Writer Alistair Heather sets out on a mission to reclaim the Scots language. For decades, his fellow-Scots speakers have been mocked, their language oppressed by educators, politicians and broadcasters. One famous report claimed that ‘Scots is not the language of educated people anywhere’.
Alistair visits the Scottish Parliament to discover Scots prose and poetry hewn into the exterior decoration of the building, but scarcely a word on the interior. Yet Scots was once the tongue of most lowland Scots, of the Royal Court and great poetry. Alistair claims that the demise of the language is due to the departure to London of Scotland’s King James VI, to the received pronunciation of the BBC, and to generations of teachers insisting their pupils speak ‘proper English’.
Somehow, the Scots language survived all that. It is now one of Scotland’s three official languages, with English and Gaelic. The 2011 census indicated that one and a half million people claimed to speak Scots, making it the largest minority language in Britain. But still it is ignored. Scots receives only a fraction of the government money spent on Gaelic.

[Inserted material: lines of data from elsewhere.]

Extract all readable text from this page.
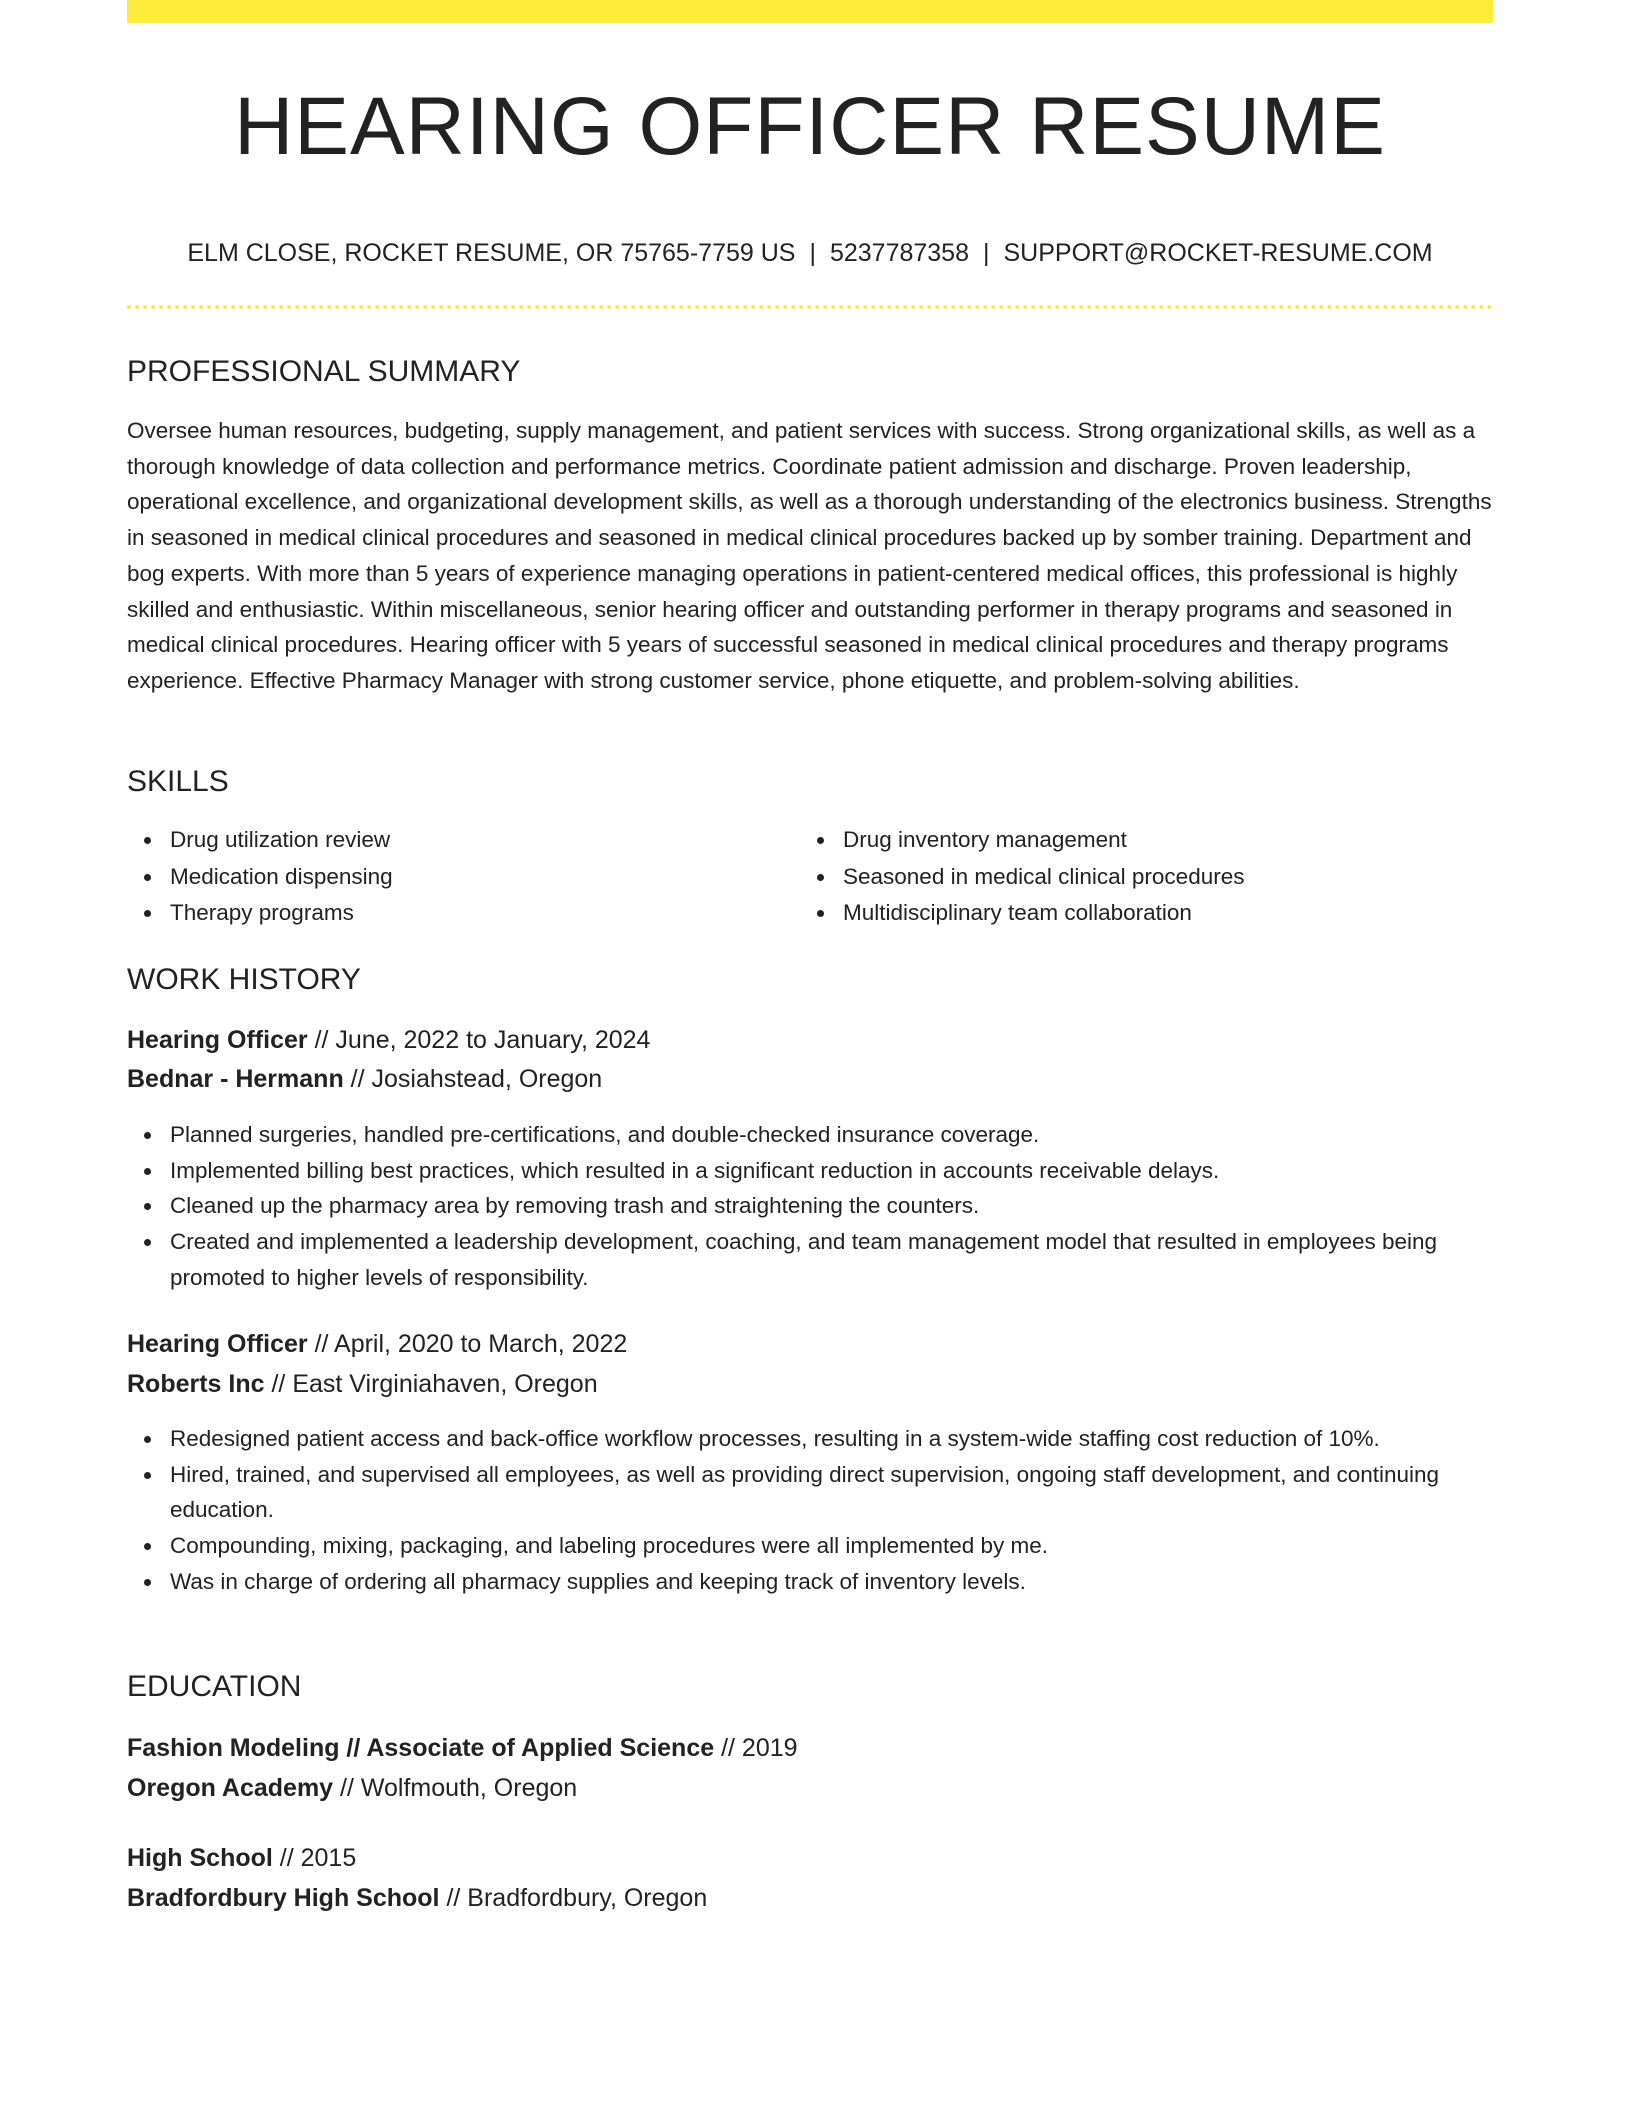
HEARING OFFICER RESUME

ELM CLOSE, ROCKET RESUME, OR 75765-7759 US | 5237787358 | SUPPORT@ROCKET-RESUME.COM

PROFESSIONAL SUMMARY

Oversee human resources, budgeting, supply management, and patient services with success. Strong organizational skills, as well as a thorough knowledge of data collection and performance metrics. Coordinate patient admission and discharge. Proven leadership, operational excellence, and organizational development skills, as well as a thorough understanding of the electronics business. Strengths in seasoned in medical clinical procedures and seasoned in medical clinical procedures backed up by somber training. Department and bog experts. With more than 5 years of experience managing operations in patient-centered medical offices, this professional is highly skilled and enthusiastic. Within miscellaneous, senior hearing officer and outstanding performer in therapy programs and seasoned in medical clinical procedures. Hearing officer with 5 years of successful seasoned in medical clinical procedures and therapy programs experience. Effective Pharmacy Manager with strong customer service, phone etiquette, and problem-solving abilities.

SKILLS
Drug utilization review
Medication dispensing
Therapy programs
Drug inventory management
Seasoned in medical clinical procedures
Multidisciplinary team collaboration
WORK HISTORY

Hearing Officer // June, 2022 to January, 2024

Bednar - Hermann // Josiahstead, Oregon

Planned surgeries, handled pre-certifications, and double-checked insurance coverage.
Implemented billing best practices, which resulted in a significant reduction in accounts receivable delays.
Cleaned up the pharmacy area by removing trash and straightening the counters.
Created and implemented a leadership development, coaching, and team management model that resulted in employees being promoted to higher levels of responsibility.

Hearing Officer // April, 2020 to March, 2022

Roberts Inc // East Virginiahaven, Oregon

Redesigned patient access and back-office workflow processes, resulting in a system-wide staffing cost reduction of 10%.
Hired, trained, and supervised all employees, as well as providing direct supervision, ongoing staff development, and continuing education.
Compounding, mixing, packaging, and labeling procedures were all implemented by me.
Was in charge of ordering all pharmacy supplies and keeping track of inventory levels.
EDUCATION

Fashion Modeling // Associate of Applied Science // 2019

Oregon Academy // Wolfmouth, Oregon

High School // 2015

Bradfordbury High School // Bradfordbury, Oregon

Alistair travels across Scotland, meeting activists determined to breathe new life into this ancient tongue. He sees Scots taught to enthusiastic pupils in Borders schools and hears the poetry of North East Doric recited by the local MSP. In Glasgow, writer Chris McQueer and comedian Janey Godley take pleasure in reclaiming the Scots dialect of our largest city.
In Rebel Tongue, Alistair tells the history of the language and argues that Scots is fighting back after decades of ignorance and oppression.